Setelah lulus sekolah dasar, paman memaksaku masuk pondok pesantren Al
Hidayah. Awalnya aku sempat menolak dengan sangat keras paksaan pamanku itu
karena aku lebih ingin bersekolah di SMA negeri biar lebih mudah dalam bergaul.
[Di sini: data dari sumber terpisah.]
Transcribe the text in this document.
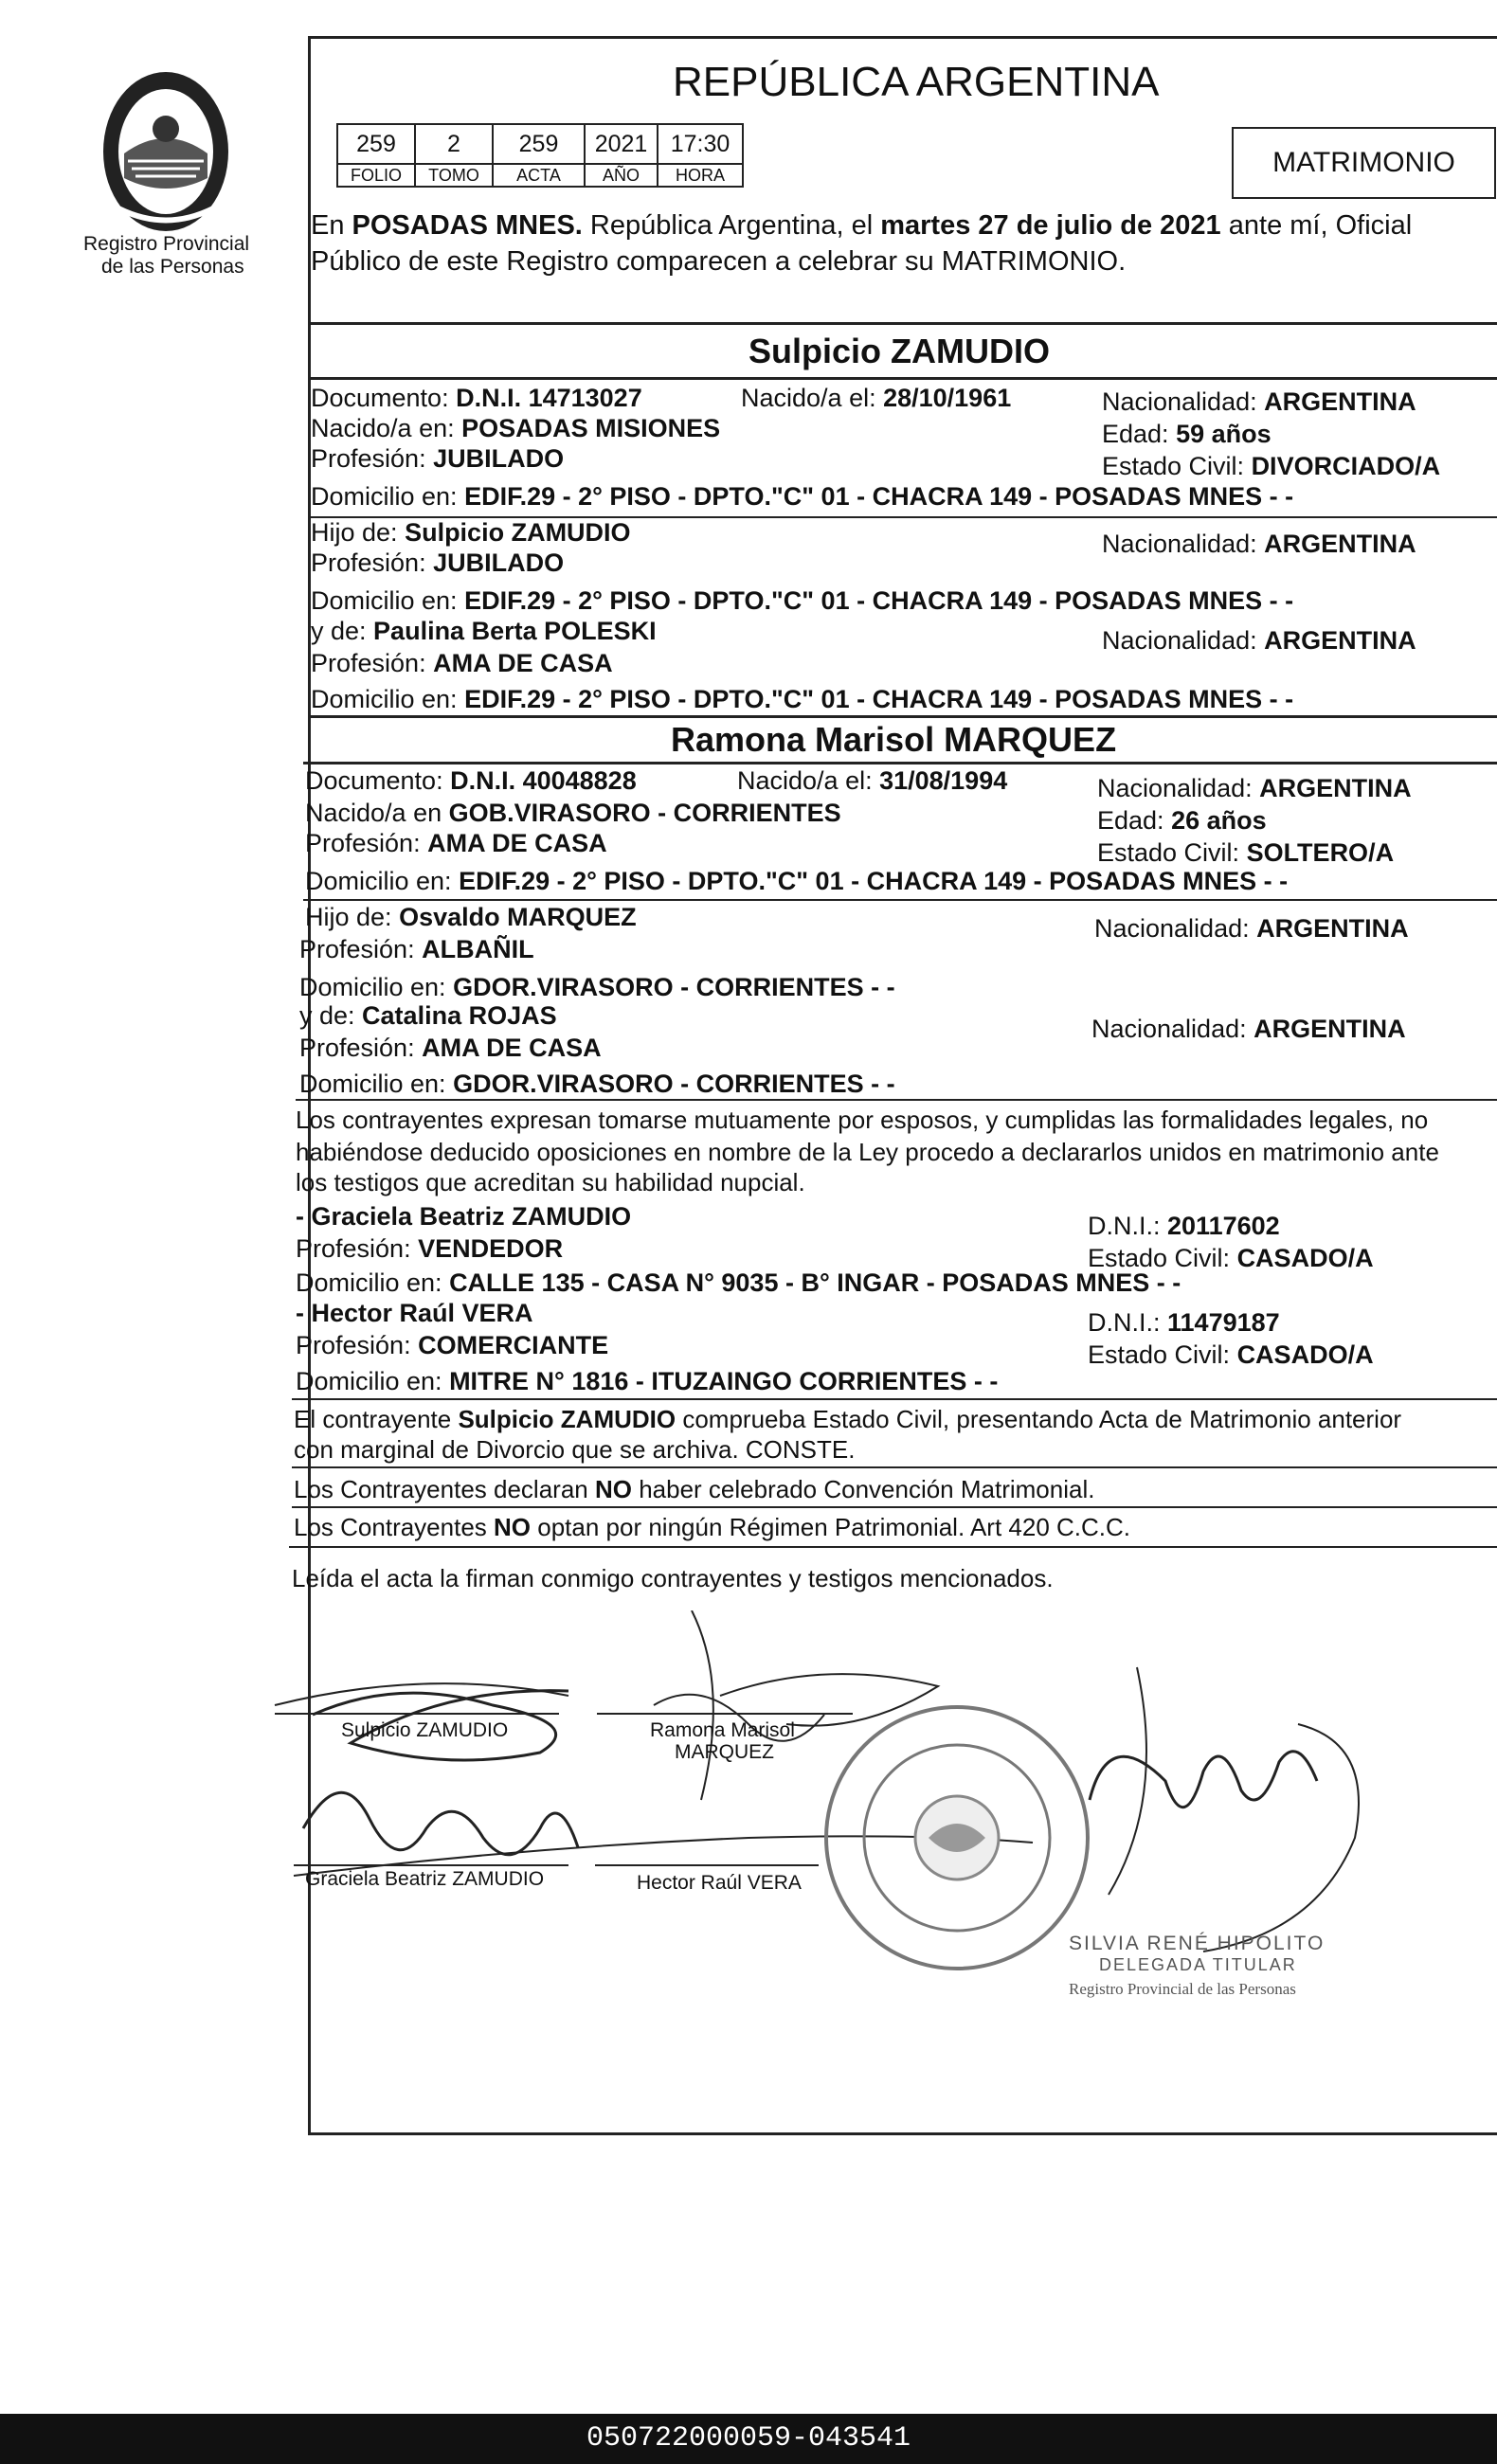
Registro Provincial
de las Personas
REPÚBLICA ARGENTINA
259	2	259	2021	17:30
FOLIO	TOMO	ACTA	AÑO	HORA	MATRIMONIO
En POSADAS MNES. República Argentina, el martes 27 de julio de 2021 ante mí, Oficial
Público de este Registro comparecen a celebrar su MATRIMONIO.
Sulpicio ZAMUDIO
Documento: D.N.I. 14713027	Nacido/a el: 28/10/1961	Nacionalidad: ARGENTINA
Nacido/a en: POSADAS MISIONES	Edad: 59 años
Profesión: JUBILADO	Estado Civil: DIVORCIADO/A
Domicilio en: EDIF.29 - 2° PISO - DPTO."C" 01 - CHACRA 149 - POSADAS MNES - -
Hijo de: Sulpicio ZAMUDIO	Nacionalidad: ARGENTINA
Profesión: JUBILADO
Domicilio en: EDIF.29 - 2° PISO - DPTO."C" 01 - CHACRA 149 - POSADAS MNES - -
y de: Paulina Berta POLESKI	Nacionalidad: ARGENTINA
Profesión: AMA DE CASA
Domicilio en: EDIF.29 - 2° PISO - DPTO."C" 01 - CHACRA 149 - POSADAS MNES - -
Ramona Marisol MARQUEZ
Documento: D.N.I. 40048828	Nacido/a el: 31/08/1994	Nacionalidad: ARGENTINA
Nacido/a en GOB.VIRASORO - CORRIENTES	Edad: 26 años
Profesión: AMA DE CASA	Estado Civil: SOLTERO/A
Domicilio en: EDIF.29 - 2° PISO - DPTO."C" 01 - CHACRA 149 - POSADAS MNES - -
Hijo de: Osvaldo MARQUEZ	Nacionalidad: ARGENTINA
Profesión: ALBAÑIL
Domicilio en: GDOR.VIRASORO - CORRIENTES - -
y de: Catalina ROJAS	Nacionalidad: ARGENTINA
Profesión: AMA DE CASA
Domicilio en: GDOR.VIRASORO - CORRIENTES - -
Los contrayentes expresan tomarse mutuamente por esposos, y cumplidas las formalidades legales, no
habiéndose deducido oposiciones en nombre de la Ley procedo a declararlos unidos en matrimonio ante
los testigos que acreditan su habilidad nupcial.
- Graciela Beatriz ZAMUDIO	D.N.I.: 20117602
Profesión: VENDEDOR	Estado Civil: CASADO/A
Domicilio en: CALLE 135 - CASA N° 9035 - B° INGAR - POSADAS MNES - -
- Hector Raúl VERA	D.N.I.: 11479187
Profesión: COMERCIANTE	Estado Civil: CASADO/A
Domicilio en: MITRE N° 1816 - ITUZAINGO CORRIENTES - -
El contrayente Sulpicio ZAMUDIO comprueba Estado Civil, presentando Acta de Matrimonio anterior
con marginal de Divorcio que se archiva. CONSTE.
Los Contrayentes declaran NO haber celebrado Convención Matrimonial.
Los Contrayentes NO optan por ningún Régimen Patrimonial. Art 420 C.C.C.
Leída el acta la firman conmigo contrayentes y testigos mencionados.
Sulpicio ZAMUDIO	Ramona Marisol
MARQUEZ
Graciela Beatriz ZAMUDIO	Hector Raúl VERA
SILVIA RENÉ HIPOLITO
DELEGADA TITULAR
Registro Provincial de las Personas
050722000059-043541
Namun, permintaanku tersebut di tolak mentah-mentah oleh paman dan aku pun
berusaha menuruti kemauannya untuk mengasramakanku di sebuah pesantren. Itupun
aku turuti karena supaya tidak dapat lagi marah-marah darinya dan tidak lagi
menuruti aturan-aturan paman yang membuatku menderita. Tapi ternyata, peraturan
di pesantren semakin rumit. Sampai-sampai hampir setiap hari aku mendapat
hadiah hukuman karena melanggar peraturan itu. Aku jadi tambah hancur di
pesantren ini. Karena aku sangat membenci yang namanya aturan. Aku mau hidup
bebas tanpa ada aturan-aturan dari orang lain.
Tak jarang aku jengkel dengan teman-teman se asramaku yang
sedikit-sedikit mengeluh karena uang jajannya kurang. Aku juga sempat iri
melihat mereka semua yang di jenguk oleh orang tua mereka. Aku tak akan bisa
mendapatkan perlakuan seperti mereka itu. Aku tahu ibu sangat menyayangiku.
Namun ayah, dia sangat tak ingin memikirkanku sehingga melarang ibu untuk
bertemu denganku.
Ketika aku duduk di kelas 3 aliyah, itu berarti satahun lagi aku berada
di pesantren ini dan sudah lima tahun aku bertahan dari amukan pesantren ini.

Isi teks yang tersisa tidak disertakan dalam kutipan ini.